Добавить в цитаты Настройки чтения

Страница 1 из 138



Александр Степанович Грин

Собрание сочинений в пяти томах

Том 5. Романы 1928-1930

Бегущая по волнам

Это Дезирада…

О Дезирада, как мало мы обрадовались тебе, когда из моря выросли твои склоны, поросшие манцениловыми лесами.

Глава I

Мне рассказали, что я очутился в Лиссе благодаря одному из тех резких заболеваний, какие наступают внезапно. Это произошло в пути. Я был снят с поезда при беспамятстве, высокой температуре и помещен в госпиталь.
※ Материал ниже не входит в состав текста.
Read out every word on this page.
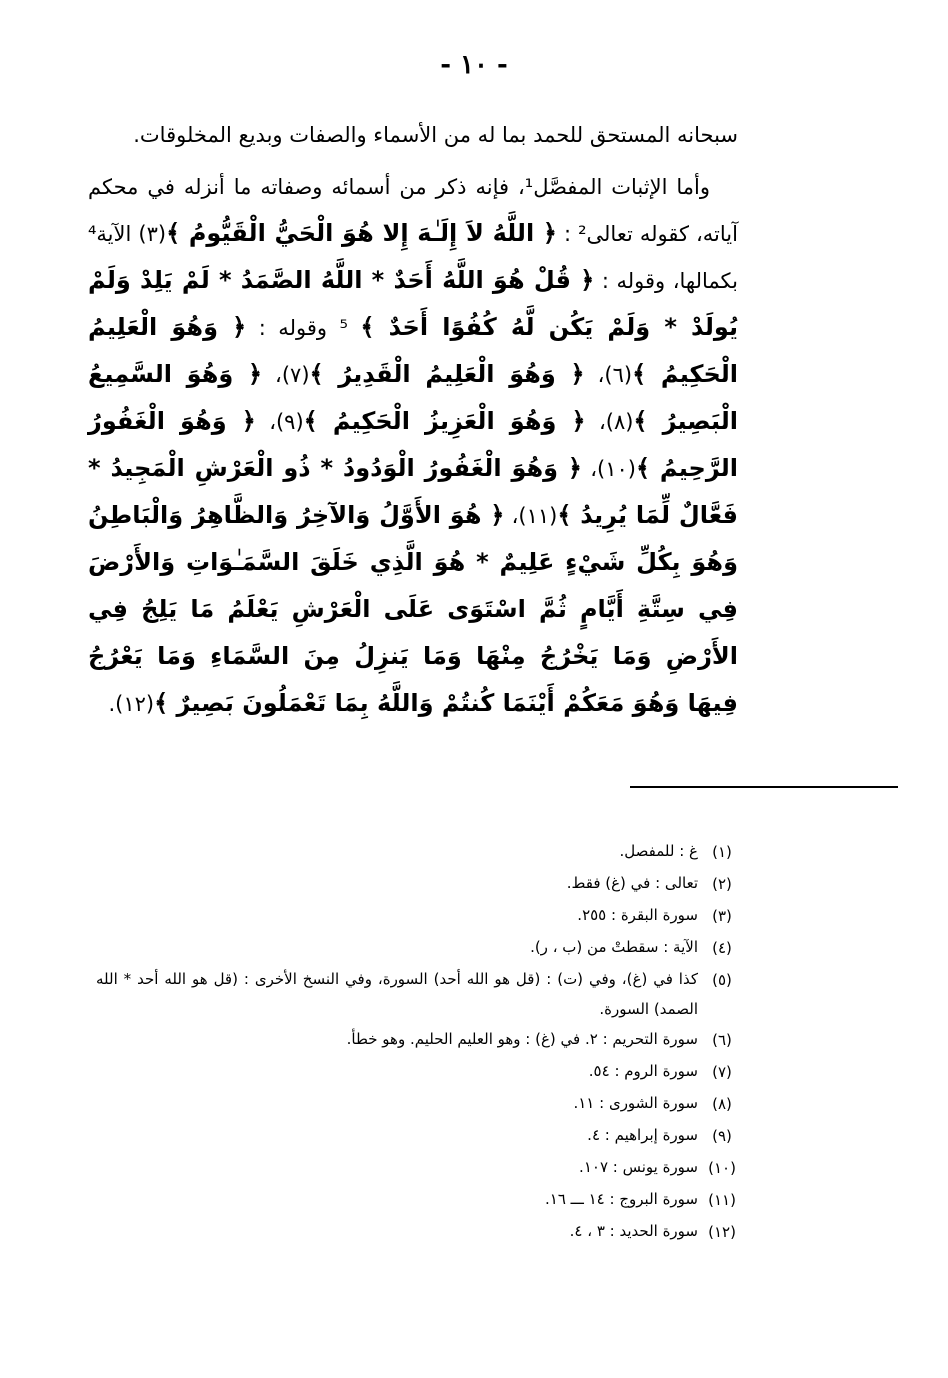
- ١٠ -

سبحانه المستحق للحمد بما له من الأسماء والصفات وبديع المخلوقات.

وأما الإثبات المفصَّل¹، فإنه ذكر من أسمائه وصفاته ما أنزله في محكم آياته، كقوله تعالى² : ﴿ اللَّهُ لاَ إِلَـٰهَ إِلا هُوَ الْحَيُّ الْقَيُّومُ ﴾(٣) الآية⁴ بكمالها، وقوله : ﴿ قُلْ هُوَ اللَّهُ أَحَدٌ * اللَّهُ الصَّمَدُ * لَمْ يَلِدْ وَلَمْ يُولَدْ * وَلَمْ يَكُن لَّهُ كُفُوًا أَحَدٌ ﴾ ⁵ وقوله : ﴿ وَهُوَ الْعَلِيمُ الْحَكِيمُ ﴾(٦)، ﴿ وَهُوَ الْعَلِيمُ الْقَدِيرُ ﴾(٧)، ﴿ وَهُوَ السَّمِيعُ الْبَصِيرُ ﴾(٨)، ﴿ وَهُوَ الْعَزِيزُ الْحَكِيمُ ﴾(٩)، ﴿ وَهُوَ الْغَفُورُ الرَّحِيمُ ﴾(١٠)، ﴿ وَهُوَ الْغَفُورُ الْوَدُودُ * ذُو الْعَرْشِ الْمَجِيدُ * فَعَّالٌ لِّمَا يُرِيدُ ﴾(١١)، ﴿ هُوَ الأَوَّلُ وَالآخِرُ وَالظَّاهِرُ وَالْبَاطِنُ وَهُوَ بِكُلِّ شَيْءٍ عَلِيمٌ * هُوَ الَّذِي خَلَقَ السَّمَـٰوَاتِ وَالأَرْضَ فِي سِتَّةِ أَيَّامٍ ثُمَّ اسْتَوَى عَلَى الْعَرْشِ يَعْلَمُ مَا يَلِجُ فِي الأَرْضِ وَمَا يَخْرُجُ مِنْهَا وَمَا يَنزِلُ مِنَ السَّمَاءِ وَمَا يَعْرُجُ فِيهَا وَهُوَ مَعَكُمْ أَيْنَمَا كُنتُمْ وَاللَّهُ بِمَا تَعْمَلُونَ بَصِيرٌ ﴾(١٢).

(١)
غ : للمفصل.
(٢)
تعالى : في (غ) فقط.
(٣)
سورة البقرة : ٢٥٥.
(٤)
الآية : سقطتْ من (ب ، ر).
(٥)
كذا في (غ)، وفي (ت) : (قل هو الله أحد) السورة، وفي النسخ الأخرى : (قل هو الله أحد * الله الصمد) السورة.
(٦)
سورة التحريم : ٢. في (غ) : وهو العليم الحليم. وهو خطأ.
(٧)
سورة الروم : ٥٤.
(٨)
سورة الشورى : ١١.
(٩)
سورة إبراهيم : ٤.
(١٠)
سورة يونس : ١٠٧.
(١١)
سورة البروج : ١٤ ـــ ١٦.
(١٢)
سورة الحديد : ٣ ، ٤.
Когда опасность прошла, доктор Филатр, дружески развлекавший меня все последнее время перед тем, как я покинул палату, — позаботился приискать мне квартиру и даже нашел женщину для услуг. Я был очень признателен ему, тем более, что окна этой квартиры выходили на море.

Однажды Филатр сказал:

— Дорогой Гарвей, мне кажется, что я невольно удерживаю вас в нашем городе. Вы могли бы уехать, когда поправитесь, без всякого стеснения из-за того, что я нанял для вас квартиру. Все же, перед тем как путешествовать дальше, вам необходим некоторый уют, — остановка внутри себя.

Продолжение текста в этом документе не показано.